The woman leaned close to Viktor. With her came a fragrance half like flowers, half like distant wood smoke.

Her nearness made Viktor suddenly aware that he was quite naked. The woman didn’t seem to notice, or at least to care. She peered into his eyes. She touched the base of his throat with an instrument that glittered like metal but was soft and warm to the touch, while she studied a tiny, dancing firework display of color at the instrument’s base.

Then she pulled down his lower lip. Instinctively he tried to twist his head away—again that explosion of pain!—but the man in the filmy gown gripped his head roughly, holding it immobile while the woman touched the damp, tender inside of Viktor’s lip with some other kind of thing, and Viktor went quickly and helplessly to sleep.

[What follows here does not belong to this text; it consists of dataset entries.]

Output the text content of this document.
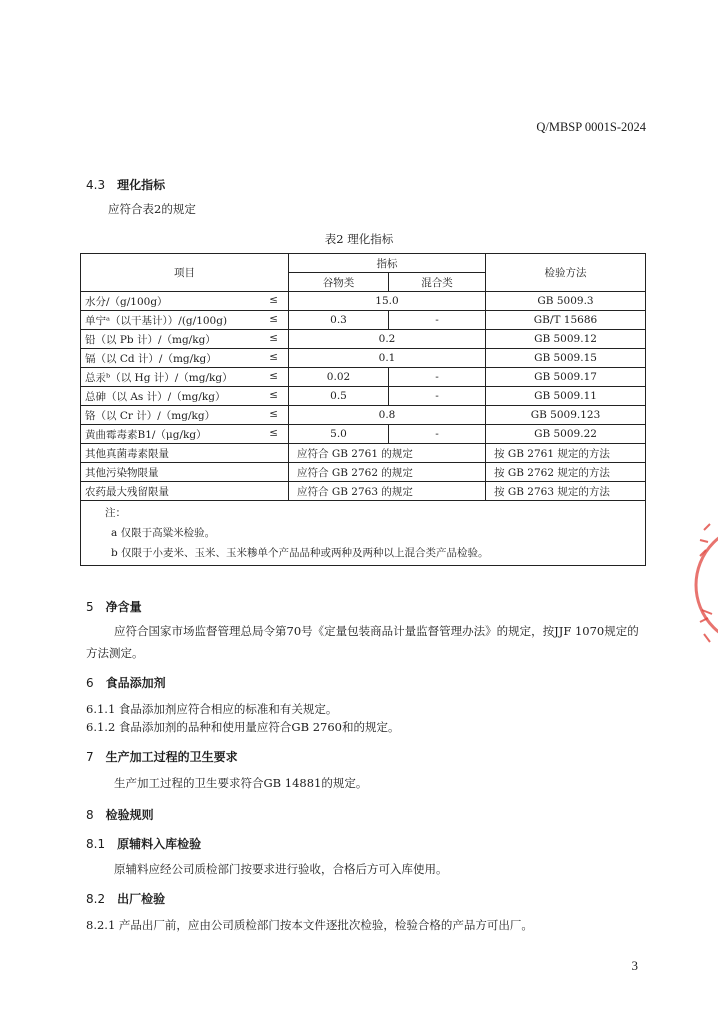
Q/MBSP 0001S-2024
4.3 理化指标
应符合表2的规定
表2 理化指标
项目	指标		检验方法
	谷物类	混合类	

水分/（g/100g） ≤	15.0		GB 5009.3

单宁ᵃ（以干基计））/(g/100g) ≤	0.3	-	GB/T 15686

铅（以 Pb 计）/（mg/kg） ≤	0.2		GB 5009.12

镉（以 Cd 计）/（mg/kg） ≤	0.1		GB 5009.15

总汞ᵇ（以 Hg 计）/（mg/kg） ≤	0.02	-	GB 5009.17

总砷（以 As 计）/（mg/kg） ≤	0.5	-	GB 5009.11

铬（以 Cr 计）/（mg/kg） ≤	0.8		GB 5009.123

黄曲霉毒素B1/（μg/kg） ≤	5.0	-	GB 5009.22

其他真菌毒素限量	应符合 GB 2761 的规定		按 GB 2761 规定的方法

其他污染物限量	应符合 GB 2762 的规定		按 GB 2762 规定的方法

农药最大残留限量	应符合 GB 2763 的规定		按 GB 2763 规定的方法

注：
a 仅限于高粱米检验。
b 仅限于小麦米、玉米、玉米糁单个产品品种或两种及两种以上混合类产品检验。			
5 净含量
应符合国家市场监督管理总局令第70号《定量包装商品计量监督管理办法》的规定，按JJF 1070规定的方法测定。
6 食品添加剂
6.1.1 食品添加剂应符合相应的标准和有关规定。
6.1.2 食品添加剂的品种和使用量应符合GB 2760和的规定。
7 生产加工过程的卫生要求
生产加工过程的卫生要求符合GB 14881的规定。
8 检验规则
8.1 原辅料入库检验
原辅料应经公司质检部门按要求进行验收，合格后方可入库使用。
8.2 出厂检验
8.2.1 产品出厂前，应由公司质检部门按本文件逐批次检验，检验合格的产品方可出厂。
3
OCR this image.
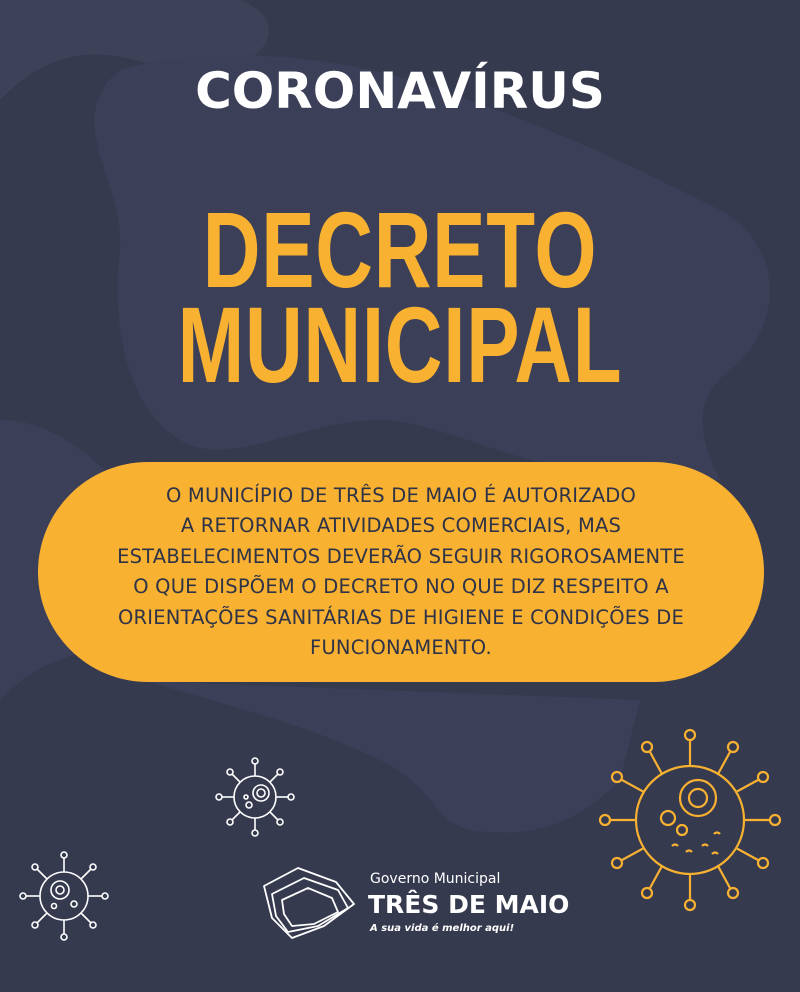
CORONAVÍRUS
DECRETO
MUNICIPAL
O MUNICÍPIO DE TRÊS DE MAIO É AUTORIZADO
A RETORNAR ATIVIDADES COMERCIAIS, MAS
ESTABELECIMENTOS DEVERÃO SEGUIR RIGOROSAMENTE
O QUE DISPÕEM O DECRETO NO QUE DIZ RESPEITO A
ORIENTAÇÕES SANITÁRIAS DE HIGIENE E CONDIÇÕES DE
FUNCIONAMENTO.
Governo Municipal
TRÊS DE MAIO
A sua vida é melhor aqui!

When he woke up again he was alone in the room. Even the other resuscitation pans were empty.

His head still hurt, but the other pains were gone—well, not gone entirely, but now they were only little annoyances rather than agony. When he sat up he saw that his right calf, from knee to ankle, was encased in some sort of a pale pink sausagelike contrivance. He puzzled over that for a while, poking at it with a finger. He didn’t understand it. He didn’t understand much of anything at all; everything seemed so complicated. The way he felt, he thought, was almost like being drunk.

He tried to recollect how he had got here. There was a memory of being told he had to go back in the freezer . . .

Yes, that was true, he was pretty sure. It wasn’t a comforting thought, though. He had a vague memory about freezing, something that someone had told him—was her name Wanda?—long before. It did not do to be frozen too many times. That he was sure of, though what it meant was very unclear.

He heard a man’s voice growling something from the doorway, and when he looked around it was the fellow in the gown, looking at him. “You’re awake,” the man said—wonderfully, in words that Viktor understood. “Stay there. I’ll see if Nrina wants to look at you.”